Rizzotto trained the AI with a made-up war-torn veteran story and a complete history of their interactions in the past.

"This document contained memories from his entire life - from his 1895 birth all the way to when we met when I was a kid," Rizzotto said, admitting that his imaginary pal's backstory was so vivid and elaborate that the memories felt like his own. "His victories, losses, dreams, fears... All were there on the page, in full display. I was his God. And his life was my design."

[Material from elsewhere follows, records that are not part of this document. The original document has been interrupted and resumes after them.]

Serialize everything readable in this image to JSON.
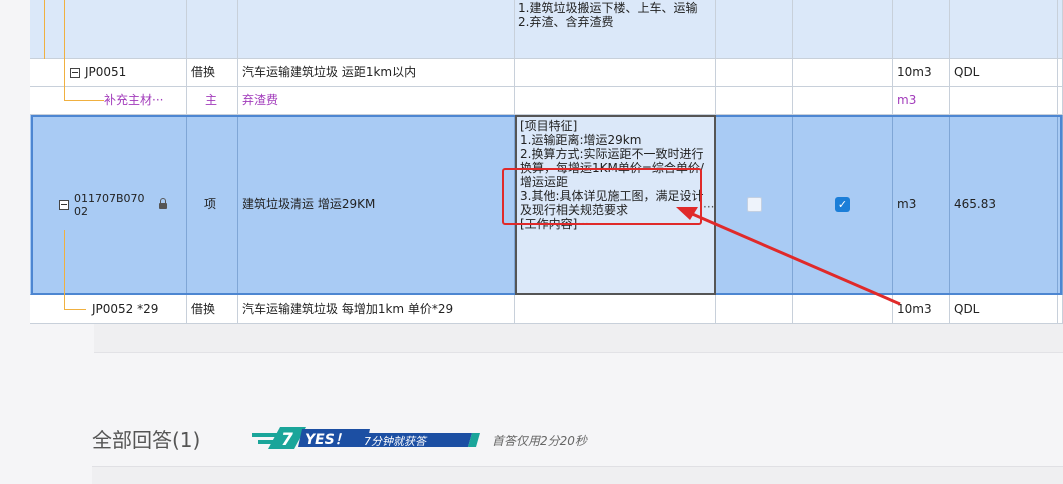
{
  "rows": {
    "top": {
      "features": "1.建筑垃圾搬运下楼、上车、运输\n2.弃渣、含弃渣费"
    },
    "jp0051": {
      "code": "JP0051",
      "category": "借换",
      "name": "汽车运输建筑垃圾 运距1km以内",
      "unit": "10m3",
      "qty": "QDL"
    },
    "supplement": {
      "code": "补充主材···",
      "category": "主",
      "name": "弃渣费",
      "unit": "m3"
    },
    "selected": {
      "code_line1": "011707B070",
      "code_line2": "02",
      "category": "项",
      "name": "建筑垃圾清运 增运29KM",
      "features": "[项目特征]\n1.运输距离:增运29km\n2.换算方式:实际运距不一致时进行换算，每增运1KM单价=综合单价/增运运距\n3.其他:具体详见施工图，满足设计及现行相关规范要求\n[工作内容]···",
      "more": "···",
      "check_a": false,
      "check_b": true,
      "check_mark": "✓",
      "unit": "m3",
      "qty": "465.83"
    },
    "jp0052": {
      "code": "JP0052 *29",
      "category": "借换",
      "name": "汽车运输建筑垃圾 每增加1km  单价*29",
      "unit": "10m3",
      "qty": "QDL"
    }
  },
  "answers": {
    "title": "全部回答(1)",
    "badge_text": "YES！7分钟就获答",
    "badge_number": "7",
    "badge_yes": "YES！",
    "badge_tail": "7分钟就获答",
    "quick_note": "首答仅用2分20秒"
  },
  "colors": {
    "selected_row": "#a9cbf4",
    "header_row": "#dbe8f9",
    "annotation_red": "#e02a2a",
    "badge_teal": "#1aa59a",
    "badge_navy": "#1c4fa3",
    "checkbox_on": "#1b7ed8"
  }
}
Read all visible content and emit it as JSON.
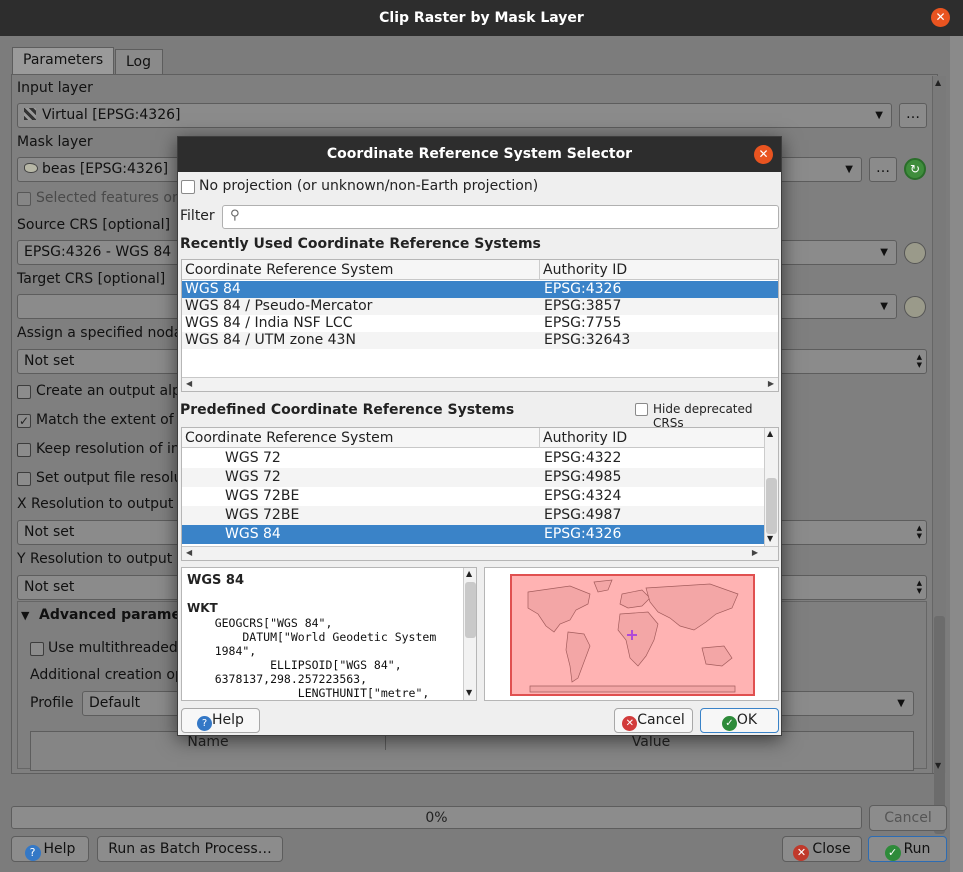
{
  "window": {
    "title": "Clip Raster by Mask Layer"
  },
  "tabs": [
    {
      "label": "Parameters",
      "active": true
    },
    {
      "label": "Log",
      "active": false
    }
  ],
  "params": {
    "input_layer_label": "Input layer",
    "input_layer_value": "Virtual [EPSG:4326]",
    "mask_layer_label": "Mask layer",
    "mask_layer_value": "beas [EPSG:4326]",
    "selected_features_label": "Selected features on",
    "source_crs_label": "Source CRS [optional]",
    "source_crs_value": "EPSG:4326 - WGS 84",
    "target_crs_label": "Target CRS [optional]",
    "target_crs_value": "",
    "nodata_label": "Assign a specified nodal",
    "nodata_value": "Not set",
    "alpha_label": "Create an output alp",
    "match_extent_label": "Match the extent of t",
    "keep_resolution_label": "Keep resolution of in",
    "set_resolution_label": "Set output file resolu",
    "x_res_label": "X Resolution to output l",
    "x_res_value": "Not set",
    "y_res_label": "Y Resolution to output l",
    "y_res_value": "Not set",
    "advanced_label": "Advanced paramete",
    "multithreaded_label": "Use multithreaded",
    "creation_options_label": "Additional creation op",
    "profile_label": "Profile",
    "profile_value": "Default",
    "table_headers": [
      "Name",
      "Value"
    ],
    "browse_btn": "…"
  },
  "bottom": {
    "progress_text": "0%",
    "progress_value": 0,
    "cancel": "Cancel",
    "help": "Help",
    "batch": "Run as Batch Process…",
    "close": "Close",
    "run": "Run"
  },
  "dialog": {
    "title": "Coordinate Reference System Selector",
    "no_projection": "No projection (or unknown/non-Earth projection)",
    "filter_label": "Filter",
    "filter_value": "",
    "recent_title": "Recently Used Coordinate Reference Systems",
    "col_crs": "Coordinate Reference System",
    "col_auth": "Authority ID",
    "recent_rows": [
      {
        "name": "WGS 84",
        "auth": "EPSG:4326",
        "selected": true
      },
      {
        "name": "WGS 84 / Pseudo-Mercator",
        "auth": "EPSG:3857"
      },
      {
        "name": "WGS 84 / India NSF LCC",
        "auth": "EPSG:7755"
      },
      {
        "name": "WGS 84 / UTM zone 43N",
        "auth": "EPSG:32643"
      }
    ],
    "predefined_title": "Predefined Coordinate Reference Systems",
    "hide_deprecated": "Hide deprecated CRSs",
    "predefined_rows": [
      {
        "name": "WGS 72",
        "auth": "EPSG:4322"
      },
      {
        "name": "WGS 72",
        "auth": "EPSG:4985"
      },
      {
        "name": "WGS 72BE",
        "auth": "EPSG:4324"
      },
      {
        "name": "WGS 72BE",
        "auth": "EPSG:4987"
      },
      {
        "name": "WGS 84",
        "auth": "EPSG:4326",
        "selected": true
      }
    ],
    "details_name": "WGS 84",
    "details_wkt_label": "WKT",
    "details_wkt": "    GEOGCRS[\"WGS 84\",\n        DATUM[\"World Geodetic System\n    1984\",\n            ELLIPSOID[\"WGS 84\",\n    6378137,298.257223563,\n                LENGTHUNIT[\"metre\",",
    "help": "Help",
    "cancel": "Cancel",
    "ok": "OK"
  },
  "colors": {
    "selection": "#3a83c8",
    "close_button": "#e95420",
    "map_extent": "#ff9c9c"
  }
}
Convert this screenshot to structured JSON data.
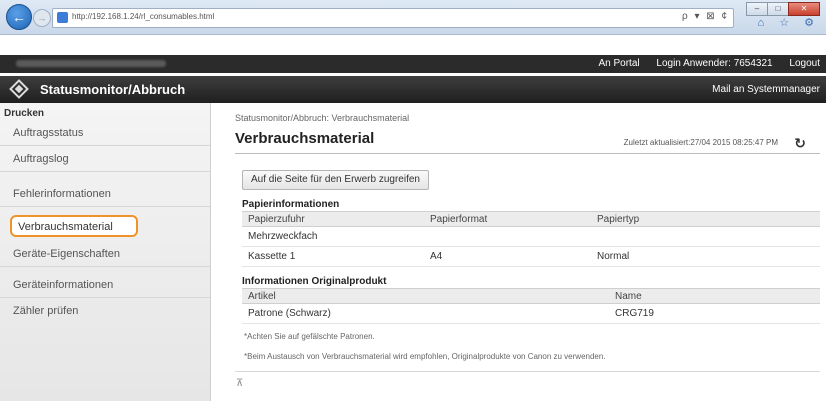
{
  "browser": {
    "url": "http://192.168.1.24/rl_consumables.html",
    "url_short": "http://192.168.1.24/rl_consumables.html",
    "addr_tools": "ρ ▾ ⊠ ¢",
    "right_icons": "⌂ ☆ ⚙"
  },
  "topbar": {
    "portal": "An Portal",
    "login_label": "Login Anwender:",
    "login_id": "7654321",
    "logout": "Logout"
  },
  "titlebar": {
    "app_title": "Statusmonitor/Abbruch",
    "mail_link": "Mail an Systemmanager"
  },
  "sidebar": {
    "heading": "Drucken",
    "items": [
      {
        "label": "Auftragsstatus"
      },
      {
        "label": "Auftragslog"
      },
      {
        "label": "Fehlerinformationen"
      },
      {
        "label": "Verbrauchsmaterial"
      },
      {
        "label": "Geräte-Eigenschaften"
      },
      {
        "label": "Geräteinformationen"
      },
      {
        "label": "Zähler prüfen"
      }
    ]
  },
  "main": {
    "breadcrumb": "Statusmonitor/Abbruch: Verbrauchsmaterial",
    "title": "Verbrauchsmaterial",
    "last_updated": "Zuletzt aktualisiert:27/04 2015 08:25:47 PM",
    "buy_button": "Auf die Seite für den Erwerb zugreifen",
    "paper": {
      "heading": "Papierinformationen",
      "headers": [
        "Papierzufuhr",
        "Papierformat",
        "Papiertyp"
      ],
      "rows": [
        [
          "Mehrzweckfach",
          "",
          ""
        ],
        [
          "Kassette 1",
          "A4",
          "Normal"
        ]
      ]
    },
    "original": {
      "heading": "Informationen Originalprodukt",
      "headers": [
        "Artikel",
        "Name"
      ],
      "rows": [
        [
          "Patrone (Schwarz)",
          "CRG719"
        ]
      ]
    },
    "note1": "*Achten Sie auf gefälschte Patronen.",
    "note2": "*Beim Austausch von Verbrauchsmaterial wird empfohlen, Originalprodukte von Canon zu verwenden.",
    "top_link": "⊼"
  }
}
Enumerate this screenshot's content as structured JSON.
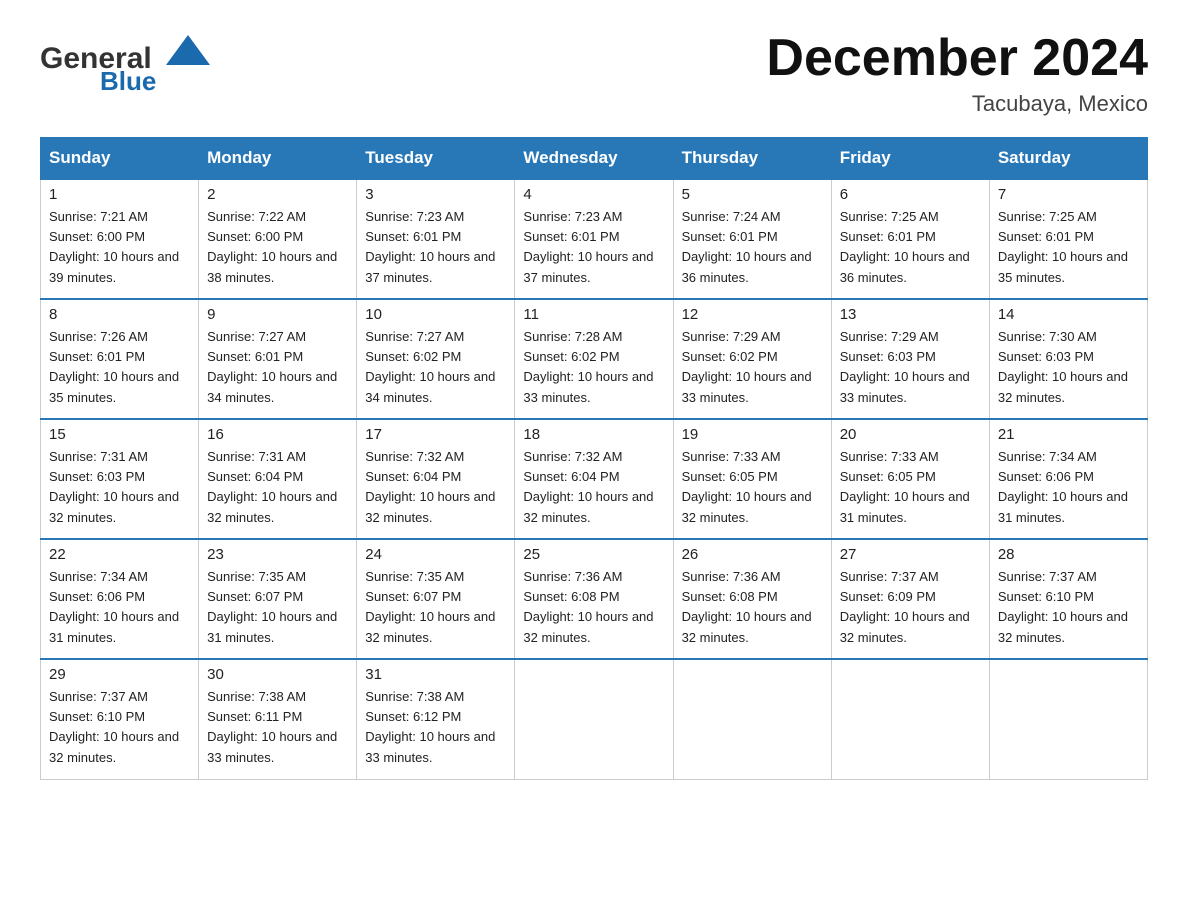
{
  "header": {
    "logo_general": "General",
    "logo_blue": "Blue",
    "month_title": "December 2024",
    "location": "Tacubaya, Mexico"
  },
  "days_of_week": [
    "Sunday",
    "Monday",
    "Tuesday",
    "Wednesday",
    "Thursday",
    "Friday",
    "Saturday"
  ],
  "weeks": [
    [
      {
        "day": "1",
        "sunrise": "7:21 AM",
        "sunset": "6:00 PM",
        "daylight": "10 hours and 39 minutes."
      },
      {
        "day": "2",
        "sunrise": "7:22 AM",
        "sunset": "6:00 PM",
        "daylight": "10 hours and 38 minutes."
      },
      {
        "day": "3",
        "sunrise": "7:23 AM",
        "sunset": "6:01 PM",
        "daylight": "10 hours and 37 minutes."
      },
      {
        "day": "4",
        "sunrise": "7:23 AM",
        "sunset": "6:01 PM",
        "daylight": "10 hours and 37 minutes."
      },
      {
        "day": "5",
        "sunrise": "7:24 AM",
        "sunset": "6:01 PM",
        "daylight": "10 hours and 36 minutes."
      },
      {
        "day": "6",
        "sunrise": "7:25 AM",
        "sunset": "6:01 PM",
        "daylight": "10 hours and 36 minutes."
      },
      {
        "day": "7",
        "sunrise": "7:25 AM",
        "sunset": "6:01 PM",
        "daylight": "10 hours and 35 minutes."
      }
    ],
    [
      {
        "day": "8",
        "sunrise": "7:26 AM",
        "sunset": "6:01 PM",
        "daylight": "10 hours and 35 minutes."
      },
      {
        "day": "9",
        "sunrise": "7:27 AM",
        "sunset": "6:01 PM",
        "daylight": "10 hours and 34 minutes."
      },
      {
        "day": "10",
        "sunrise": "7:27 AM",
        "sunset": "6:02 PM",
        "daylight": "10 hours and 34 minutes."
      },
      {
        "day": "11",
        "sunrise": "7:28 AM",
        "sunset": "6:02 PM",
        "daylight": "10 hours and 33 minutes."
      },
      {
        "day": "12",
        "sunrise": "7:29 AM",
        "sunset": "6:02 PM",
        "daylight": "10 hours and 33 minutes."
      },
      {
        "day": "13",
        "sunrise": "7:29 AM",
        "sunset": "6:03 PM",
        "daylight": "10 hours and 33 minutes."
      },
      {
        "day": "14",
        "sunrise": "7:30 AM",
        "sunset": "6:03 PM",
        "daylight": "10 hours and 32 minutes."
      }
    ],
    [
      {
        "day": "15",
        "sunrise": "7:31 AM",
        "sunset": "6:03 PM",
        "daylight": "10 hours and 32 minutes."
      },
      {
        "day": "16",
        "sunrise": "7:31 AM",
        "sunset": "6:04 PM",
        "daylight": "10 hours and 32 minutes."
      },
      {
        "day": "17",
        "sunrise": "7:32 AM",
        "sunset": "6:04 PM",
        "daylight": "10 hours and 32 minutes."
      },
      {
        "day": "18",
        "sunrise": "7:32 AM",
        "sunset": "6:04 PM",
        "daylight": "10 hours and 32 minutes."
      },
      {
        "day": "19",
        "sunrise": "7:33 AM",
        "sunset": "6:05 PM",
        "daylight": "10 hours and 32 minutes."
      },
      {
        "day": "20",
        "sunrise": "7:33 AM",
        "sunset": "6:05 PM",
        "daylight": "10 hours and 31 minutes."
      },
      {
        "day": "21",
        "sunrise": "7:34 AM",
        "sunset": "6:06 PM",
        "daylight": "10 hours and 31 minutes."
      }
    ],
    [
      {
        "day": "22",
        "sunrise": "7:34 AM",
        "sunset": "6:06 PM",
        "daylight": "10 hours and 31 minutes."
      },
      {
        "day": "23",
        "sunrise": "7:35 AM",
        "sunset": "6:07 PM",
        "daylight": "10 hours and 31 minutes."
      },
      {
        "day": "24",
        "sunrise": "7:35 AM",
        "sunset": "6:07 PM",
        "daylight": "10 hours and 32 minutes."
      },
      {
        "day": "25",
        "sunrise": "7:36 AM",
        "sunset": "6:08 PM",
        "daylight": "10 hours and 32 minutes."
      },
      {
        "day": "26",
        "sunrise": "7:36 AM",
        "sunset": "6:08 PM",
        "daylight": "10 hours and 32 minutes."
      },
      {
        "day": "27",
        "sunrise": "7:37 AM",
        "sunset": "6:09 PM",
        "daylight": "10 hours and 32 minutes."
      },
      {
        "day": "28",
        "sunrise": "7:37 AM",
        "sunset": "6:10 PM",
        "daylight": "10 hours and 32 minutes."
      }
    ],
    [
      {
        "day": "29",
        "sunrise": "7:37 AM",
        "sunset": "6:10 PM",
        "daylight": "10 hours and 32 minutes."
      },
      {
        "day": "30",
        "sunrise": "7:38 AM",
        "sunset": "6:11 PM",
        "daylight": "10 hours and 33 minutes."
      },
      {
        "day": "31",
        "sunrise": "7:38 AM",
        "sunset": "6:12 PM",
        "daylight": "10 hours and 33 minutes."
      },
      null,
      null,
      null,
      null
    ]
  ]
}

Rizzotto was impressed, especially that Magnetron would ask its own questions of Lucas, based on their shared childhood.

That until the microwave tried to kill him.

Rizzotto described the experiment as "one of the scariest and most transformative experiences" of his life.

As a YouTuber, Rizzotto created the video in an overdramatized manner. But regardless, Rizzotto’s story describes how humans have become so connected with devices, and AIs.

And AIs advance, computers can become smarter, and will definitely make human-computer interaction grow deeper.